To use P2FA for a group of files in a directory, I used a shell script calling the .py in a loop. So it would be easy to use the .wav filename (e.g. 1_1_101.wav) as a common stem and a variable $i so that the corresponding .txt filename is $i.txt (e.g. 1_1_101.wav.txt).

$ cat list.txt | while read line || [ -n "$line" ]; do echo $line | awk '{$1=""}1'| awk '{$1=$1}1' > $(cut -d " " -f1 <<< $line).txt; done < list.txt

The first awk here removes the first field and the second awk removes the leading space (by redefine the beginning as the first string).

2.4.2 Filenaming for the Montreal Forced Aligner

To use the Montreal aligner we want the paired .txt and .wav to have exactly the same filename (e.g. 1_1_101.txt and 1_1_101.wav). An easier way is probably change the extensions in the first column in list.txt first to make them the filenames of our output .txt files before splitting it into individual files.

$ sed 's/\.wav/\.txt/' list.txt 

(you can also use Find and Replace in your text editor.

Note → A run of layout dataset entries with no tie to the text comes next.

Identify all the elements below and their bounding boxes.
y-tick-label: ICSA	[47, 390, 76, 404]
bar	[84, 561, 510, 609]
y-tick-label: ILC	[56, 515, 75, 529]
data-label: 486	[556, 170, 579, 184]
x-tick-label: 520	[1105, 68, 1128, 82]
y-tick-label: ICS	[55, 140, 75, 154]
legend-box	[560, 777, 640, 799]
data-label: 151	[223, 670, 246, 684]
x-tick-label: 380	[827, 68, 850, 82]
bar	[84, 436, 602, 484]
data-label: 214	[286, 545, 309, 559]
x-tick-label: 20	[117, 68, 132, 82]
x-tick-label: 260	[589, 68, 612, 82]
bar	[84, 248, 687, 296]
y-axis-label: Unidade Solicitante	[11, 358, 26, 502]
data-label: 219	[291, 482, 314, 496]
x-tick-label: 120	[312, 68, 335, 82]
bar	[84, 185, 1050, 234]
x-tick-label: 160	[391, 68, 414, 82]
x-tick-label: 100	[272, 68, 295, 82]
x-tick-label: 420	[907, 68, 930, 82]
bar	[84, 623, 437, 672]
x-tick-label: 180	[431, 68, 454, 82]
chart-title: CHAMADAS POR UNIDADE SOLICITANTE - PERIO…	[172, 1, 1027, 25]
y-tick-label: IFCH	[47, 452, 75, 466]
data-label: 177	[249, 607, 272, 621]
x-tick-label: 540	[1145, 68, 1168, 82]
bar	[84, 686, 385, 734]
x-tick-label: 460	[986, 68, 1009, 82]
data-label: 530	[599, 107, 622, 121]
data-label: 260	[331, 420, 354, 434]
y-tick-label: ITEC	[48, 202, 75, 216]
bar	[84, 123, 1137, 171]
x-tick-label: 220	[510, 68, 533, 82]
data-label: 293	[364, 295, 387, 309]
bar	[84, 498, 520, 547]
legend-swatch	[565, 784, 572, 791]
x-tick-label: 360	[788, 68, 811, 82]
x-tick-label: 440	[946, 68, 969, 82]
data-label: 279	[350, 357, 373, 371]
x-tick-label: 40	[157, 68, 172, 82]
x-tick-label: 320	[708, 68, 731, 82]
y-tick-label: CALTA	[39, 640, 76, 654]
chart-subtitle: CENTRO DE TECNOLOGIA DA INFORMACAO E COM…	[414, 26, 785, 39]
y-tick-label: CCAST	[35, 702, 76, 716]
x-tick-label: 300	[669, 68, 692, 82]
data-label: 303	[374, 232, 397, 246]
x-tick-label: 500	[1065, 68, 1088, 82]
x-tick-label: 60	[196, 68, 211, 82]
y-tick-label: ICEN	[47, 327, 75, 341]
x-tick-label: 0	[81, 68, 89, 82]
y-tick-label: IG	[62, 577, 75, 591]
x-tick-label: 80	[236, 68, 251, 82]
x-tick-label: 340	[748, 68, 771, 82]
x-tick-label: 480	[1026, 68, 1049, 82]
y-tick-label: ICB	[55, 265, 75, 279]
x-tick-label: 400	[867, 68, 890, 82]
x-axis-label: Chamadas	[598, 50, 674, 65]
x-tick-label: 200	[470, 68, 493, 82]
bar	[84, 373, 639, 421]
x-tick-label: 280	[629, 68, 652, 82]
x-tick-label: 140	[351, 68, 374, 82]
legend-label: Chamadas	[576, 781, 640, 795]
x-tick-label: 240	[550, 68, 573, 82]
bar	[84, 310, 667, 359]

Do whichever is easier!)

$ cat list.txt | while read line || [ -n "$line" ]; do echo $line | awk '{$1=""}1'| awk '{$1=$1}1' > $(cut -d " " -f1 <<< $line); done < list.txt

By doing so, our corresponding.txt files are ready.

There are many ways to achieve this depending on how you obtain your transcript texts. How to obtain orthography transcripts efficiently for spontaneous speech? I think of open-source speech-to-text APIs (e.g. Google’s Speech-to-Text or Baidu’s DeepSpeech). But there are often some restrictions. I may build a pipeline from speech-to-text to forced alignment in the near future and post it here.